"KOD adı" kod olurken?
Bir süredir KDV işlemlerinde usulsüzlük iddialarıyla firmaların "KOD"a alındıkları ve koda alınan firmalarla fatura işlemleri olanların KDV tahsilatlarını il vergi dairelerinin iade etmeleri istekleriyle artan şikayetler üzerine Gelir İdaresi Başkanlığı yetkilileri, yılbaşından itibaren yeni bir düzenlemeye gidileceğini açıkladılar. Merkezde elektronik ortamda bütün Türkiye'deki işlemlerle ilgili çalışma yapılacağını belirttiler. Ayrıca, tebliğde yer almadığı halde "KOD'a alma" diye söz edilen KDV usulsüzlükleri olan şirketler ve onlarla işlem yapanların alındığı listeye verilen adın olumsuzluk yarattığını ve bundan böyle "KOD'a alma" diye bir tabirin kullanılmayacağını söylediler.

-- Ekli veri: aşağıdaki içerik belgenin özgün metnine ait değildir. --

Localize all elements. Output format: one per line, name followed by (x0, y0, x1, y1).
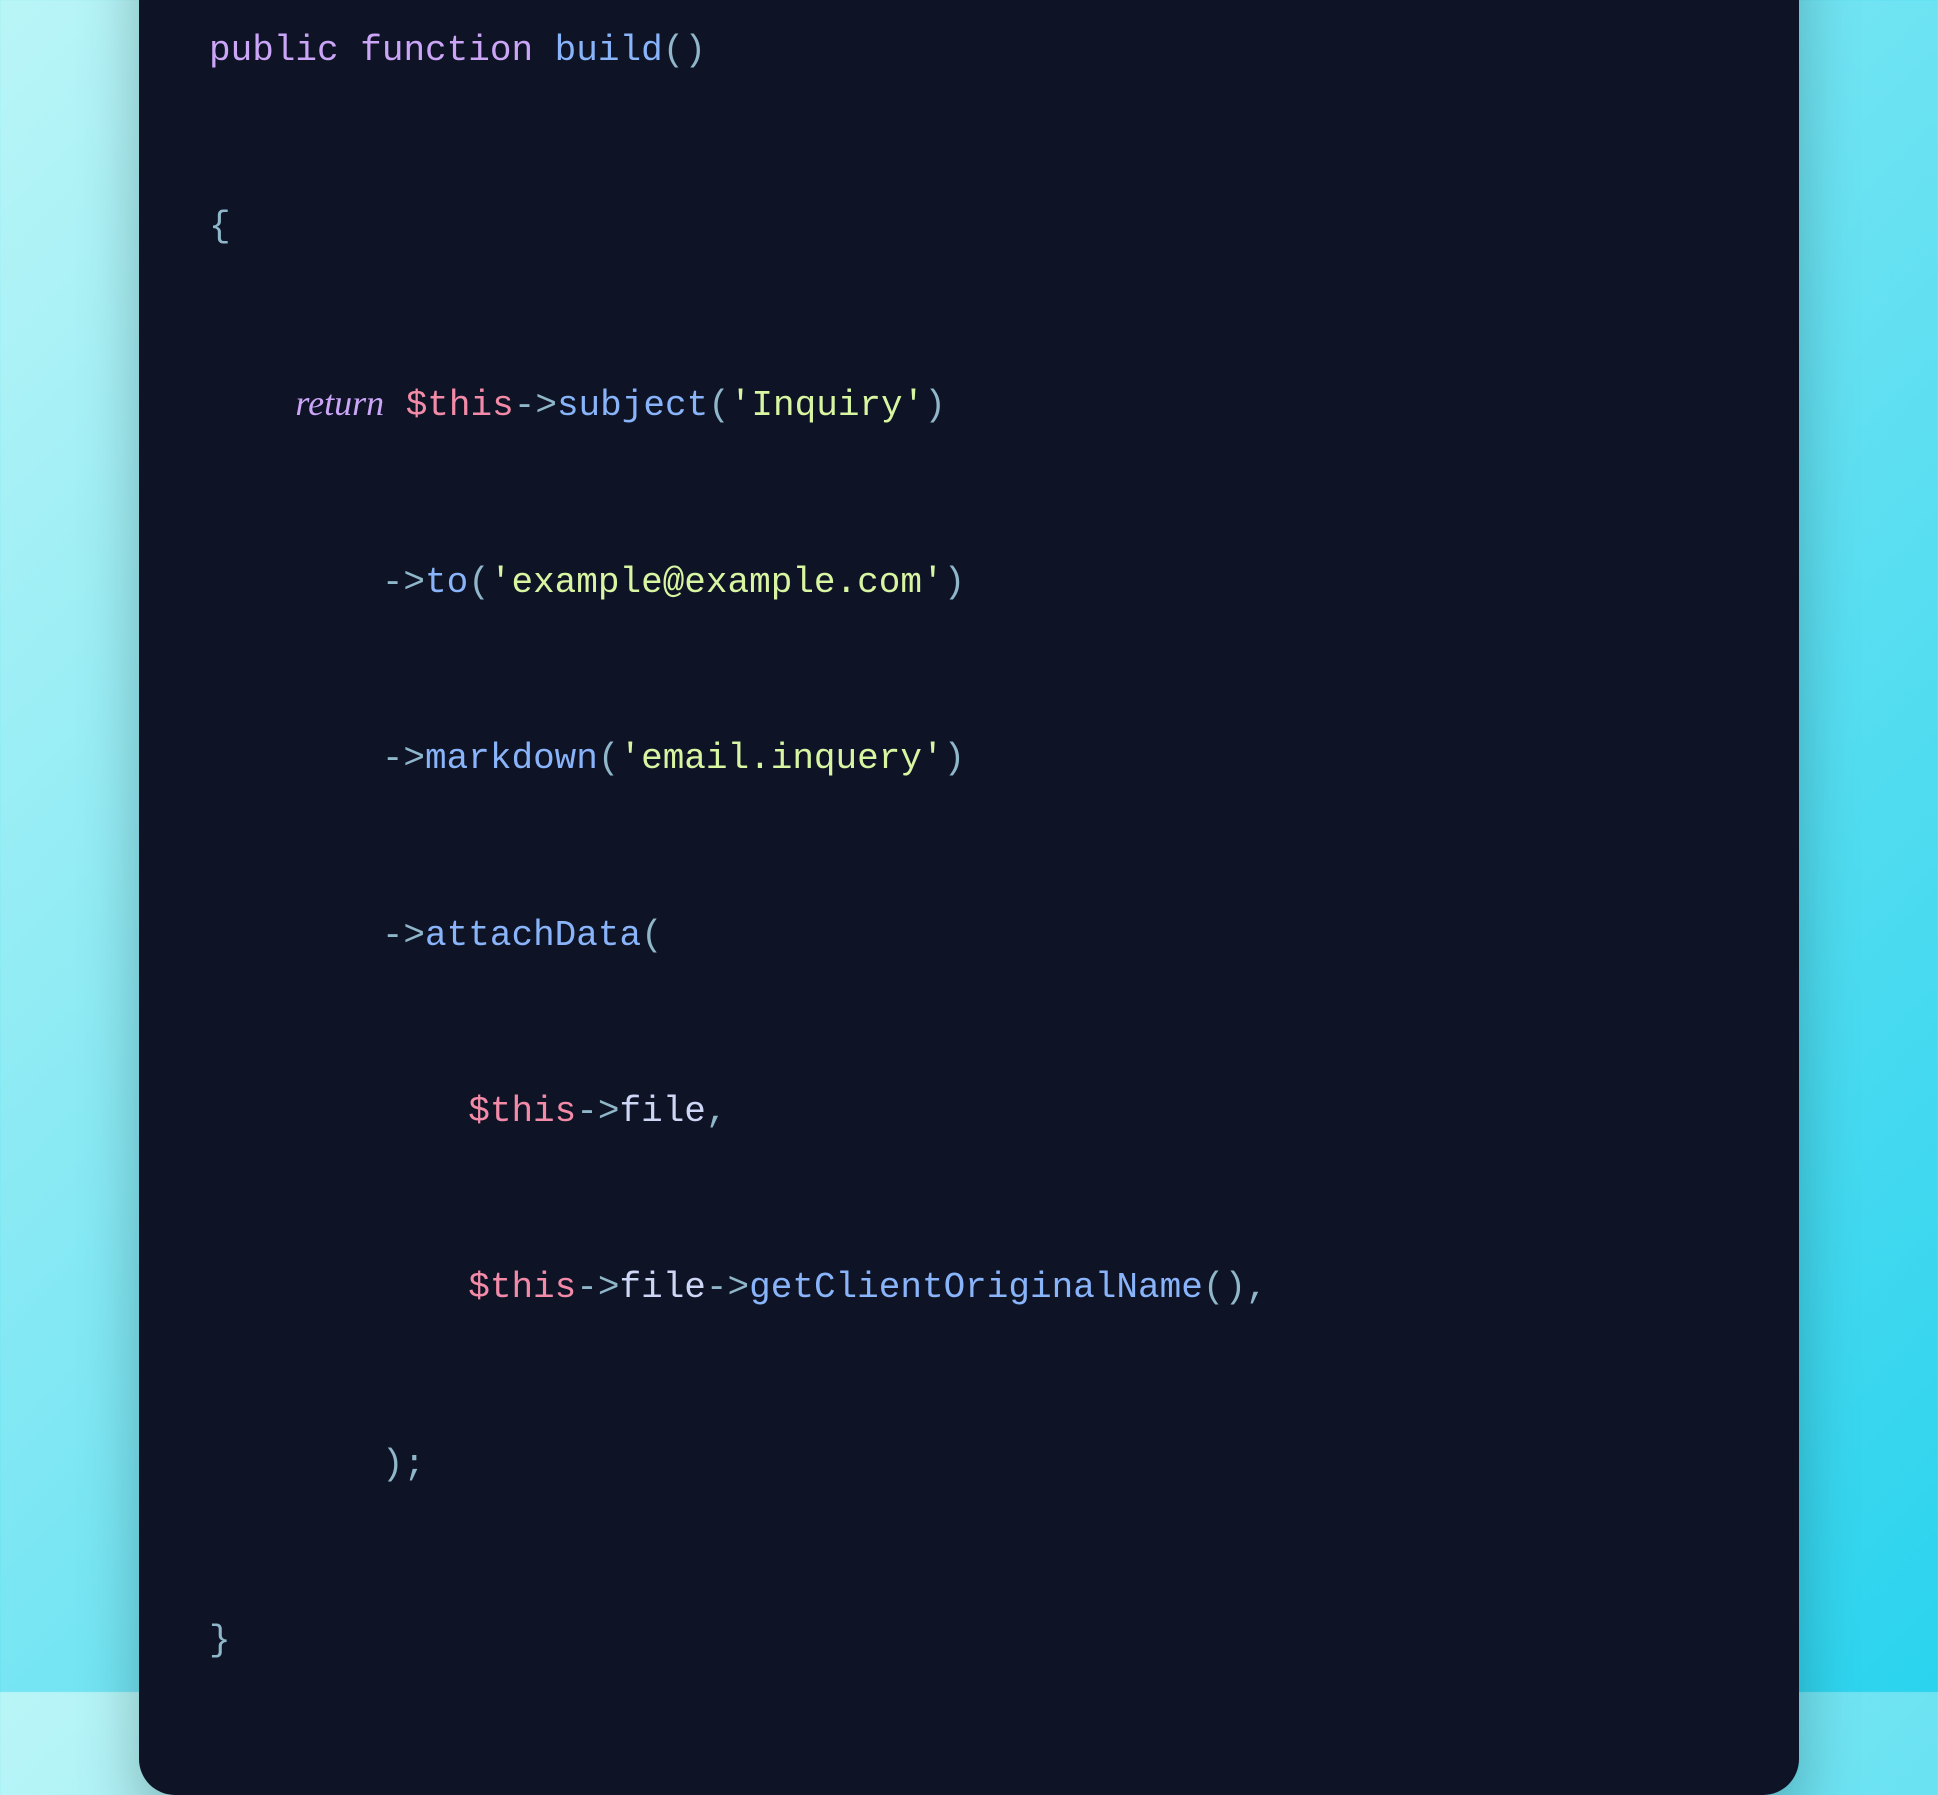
function-name-build: build (555, 30, 663, 71)
arrow: -> (382, 738, 425, 779)
method-markdown: markdown (425, 738, 598, 779)
keyword-return: return (295, 383, 384, 423)
variable-this: $this (468, 1091, 576, 1132)
code-block: public function build() { return $this->… (209, 7, 1729, 1686)
close-paren: ) (944, 562, 966, 603)
open-brace: { (209, 206, 231, 247)
comma: , (1246, 1267, 1268, 1308)
open-paren: ( (663, 30, 685, 71)
variable-this: $this (406, 385, 514, 426)
arrow: -> (382, 562, 425, 603)
arrow: -> (706, 1267, 749, 1308)
open-paren: ( (641, 915, 663, 956)
arrow: -> (514, 385, 557, 426)
string-inquiry: 'Inquiry' (730, 385, 924, 426)
method-get-client-original-name: getClientOriginalName (749, 1267, 1203, 1308)
close-paren: ) (944, 738, 966, 779)
close-paren: ) (382, 1444, 404, 1485)
keyword-function: function (360, 30, 533, 71)
property-file: file (620, 1091, 706, 1132)
arrow: -> (382, 915, 425, 956)
keyword-public: public (209, 30, 339, 71)
method-subject: subject (557, 385, 708, 426)
close-brace: } (209, 1620, 231, 1661)
arrow: -> (576, 1091, 619, 1132)
close-paren: ) (924, 385, 946, 426)
arrow: -> (576, 1267, 619, 1308)
close-paren: ) (1224, 1267, 1246, 1308)
code-card: public function build() { return $this->… (139, 0, 1799, 1795)
method-to: to (425, 562, 468, 603)
open-paren: ( (468, 562, 490, 603)
string-email: 'example@example.com' (490, 562, 944, 603)
open-paren: ( (708, 385, 730, 426)
close-paren: ) (684, 30, 706, 71)
method-attach-data: attachData (425, 915, 641, 956)
comma: , (706, 1091, 728, 1132)
variable-this: $this (468, 1267, 576, 1308)
open-paren: ( (598, 738, 620, 779)
open-paren: ( (1203, 1267, 1225, 1308)
property-file: file (620, 1267, 706, 1308)
string-view: 'email.inquery' (619, 738, 943, 779)
semicolon: ; (403, 1444, 425, 1485)
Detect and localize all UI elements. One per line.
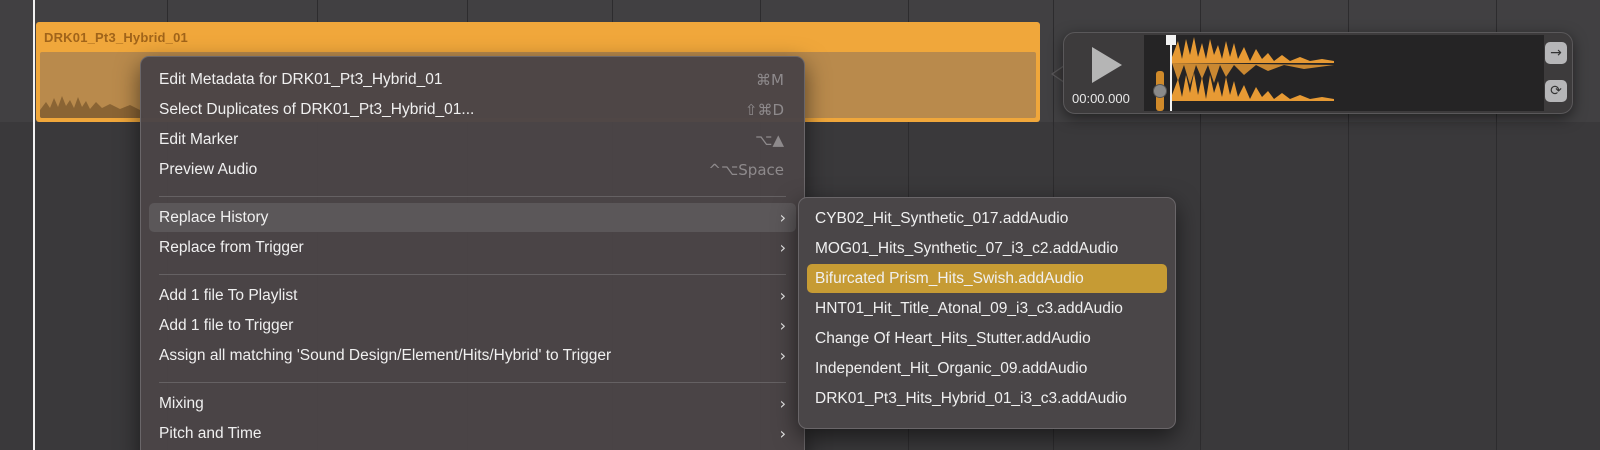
submenu-item-label: Independent_Hit_Organic_09.addAudio: [815, 360, 1088, 377]
submenu-item[interactable]: MOG01_Hits_Synthetic_07_i3_c2.addAudio: [807, 234, 1167, 263]
clip-title: DRK01_Pt3_Hybrid_01: [44, 30, 188, 45]
menu-item-label: Pitch and Time: [159, 425, 262, 442]
menu-item-label: Replace History: [159, 209, 269, 226]
menu-item-replace-from-trigger[interactable]: Replace from Trigger ›: [149, 233, 796, 262]
submenu-item[interactable]: Change Of Heart_Hits_Stutter.addAudio: [807, 324, 1167, 353]
menu-item-add-to-trigger[interactable]: Add 1 file to Trigger ›: [149, 311, 796, 340]
menu-item-shortcut: ⇧⌘D: [744, 101, 784, 119]
preview-waveform[interactable]: [1144, 35, 1544, 111]
menu-separator: [159, 274, 786, 275]
audio-preview-popover: 00:00.000 → ⟳: [1063, 32, 1573, 114]
menu-item-replace-history[interactable]: Replace History ›: [149, 203, 796, 232]
chevron-right-icon: ›: [779, 208, 786, 227]
menu-item-label: Preview Audio: [159, 161, 258, 178]
chevron-right-icon: ›: [779, 394, 786, 413]
chevron-right-icon: ›: [779, 316, 786, 335]
menu-item-edit-metadata[interactable]: Edit Metadata for DRK01_Pt3_Hybrid_01 ⌘M: [149, 65, 796, 94]
submenu-item-label: MOG01_Hits_Synthetic_07_i3_c2.addAudio: [815, 240, 1119, 257]
menu-item-preview-audio[interactable]: Preview Audio ^⌥Space: [149, 155, 796, 184]
submenu-item-label: Change Of Heart_Hits_Stutter.addAudio: [815, 330, 1091, 347]
menu-item-label: Add 1 file to Trigger: [159, 317, 294, 334]
menu-item-assign-matching[interactable]: Assign all matching 'Sound Design/Elemen…: [149, 341, 796, 370]
menu-item-label: Mixing: [159, 395, 204, 412]
submenu-item-label: CYB02_Hit_Synthetic_017.addAudio: [815, 210, 1069, 227]
replace-history-submenu: CYB02_Hit_Synthetic_017.addAudio MOG01_H…: [798, 197, 1176, 429]
submenu-item-label: DRK01_Pt3_Hits_Hybrid_01_i3_c3.addAudio: [815, 390, 1127, 407]
menu-item-label: Assign all matching 'Sound Design/Elemen…: [159, 347, 612, 364]
context-menu: Edit Metadata for DRK01_Pt3_Hybrid_01 ⌘M…: [140, 56, 805, 450]
menu-item-label: Replace from Trigger: [159, 239, 304, 256]
submenu-item[interactable]: CYB02_Hit_Synthetic_017.addAudio: [807, 204, 1167, 233]
submenu-item-label: Bifurcated Prism_Hits_Swish.addAudio: [815, 270, 1084, 287]
menu-item-label: Select Duplicates of DRK01_Pt3_Hybrid_01…: [159, 101, 475, 118]
menu-item-label: Edit Marker: [159, 131, 239, 148]
menu-separator: [159, 382, 786, 383]
menu-item-shortcut: ⌘M: [756, 71, 784, 89]
arrow-right-icon[interactable]: →: [1545, 42, 1567, 64]
menu-item-label: Add 1 file To Playlist: [159, 287, 298, 304]
submenu-item[interactable]: Independent_Hit_Organic_09.addAudio: [807, 354, 1167, 383]
submenu-item[interactable]: DRK01_Pt3_Hits_Hybrid_01_i3_c3.addAudio: [807, 384, 1167, 413]
menu-item-label: Edit Metadata for DRK01_Pt3_Hybrid_01: [159, 71, 443, 88]
preview-waveform-graphic: [1166, 35, 1334, 111]
chevron-right-icon: ›: [779, 286, 786, 305]
submenu-item-label: HNT01_Hit_Title_Atonal_09_i3_c3.addAudio: [815, 300, 1123, 317]
menu-item-shortcut: ⌥▲: [755, 131, 784, 149]
playhead[interactable]: [33, 0, 35, 450]
loop-icon[interactable]: ⟳: [1545, 80, 1567, 102]
chevron-right-icon: ›: [779, 238, 786, 257]
menu-item-shortcut: ^⌥Space: [708, 161, 784, 179]
menu-separator: [159, 196, 786, 197]
volume-slider-knob[interactable]: [1153, 84, 1167, 98]
menu-item-mixing[interactable]: Mixing ›: [149, 389, 796, 418]
submenu-item[interactable]: HNT01_Hit_Title_Atonal_09_i3_c3.addAudio: [807, 294, 1167, 323]
time-readout: 00:00.000: [1072, 91, 1130, 106]
play-icon: [1092, 47, 1122, 83]
menu-item-edit-marker[interactable]: Edit Marker ⌥▲: [149, 125, 796, 154]
chevron-right-icon: ›: [779, 346, 786, 365]
menu-item-pitch-and-time[interactable]: Pitch and Time ›: [149, 419, 796, 448]
chevron-right-icon: ›: [779, 424, 786, 443]
submenu-item-selected[interactable]: Bifurcated Prism_Hits_Swish.addAudio: [807, 264, 1167, 293]
menu-item-select-duplicates[interactable]: Select Duplicates of DRK01_Pt3_Hybrid_01…: [149, 95, 796, 124]
play-button[interactable]: [1086, 43, 1126, 87]
menu-item-add-to-playlist[interactable]: Add 1 file To Playlist ›: [149, 281, 796, 310]
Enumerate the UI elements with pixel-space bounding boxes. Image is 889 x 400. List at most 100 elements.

Gelir İdaresi Başkanlığı yetkililerinin söylediğine göre, bir süredir KDV iadeleri konusunda şikayetlere neden olan "KOD adı" uygulamalarına yol açan tebliğ, 2001 yılında uygulamaya konmuş. Ve tebliğin asıl amacı, "KDV iade taleplerine ilişkin uygulamaların doğru zemine oturtulması"ymış. Ancak, son dönemde illerdeki vergi dairelerinin uygulamalarının yol açtığı şikayetleri gidermek için, merkezde oluşturulacak bir yapıyla illerdeki vergi dairelerinin "keyfi" uygulamalarına, getirilecek standartla son verme kararı alınmış. Ayrıca, tebliğde yer almayan ve mükellefleri tedirgin eden "Kod" adının kullanılmasına da son verilmesi karar altına alınmış. Ancak, Gelir İdaresi Başkanlığı yetkilileri, merkeze alınan işlemlerle uygulamadaki haksız işlemlerin son bulacağını, şikayetlerin çözüleceğini belirtirlerken, "Tebliğin esasında bir değişiklik ve esneme olmayacağının" altını çiziyorlar.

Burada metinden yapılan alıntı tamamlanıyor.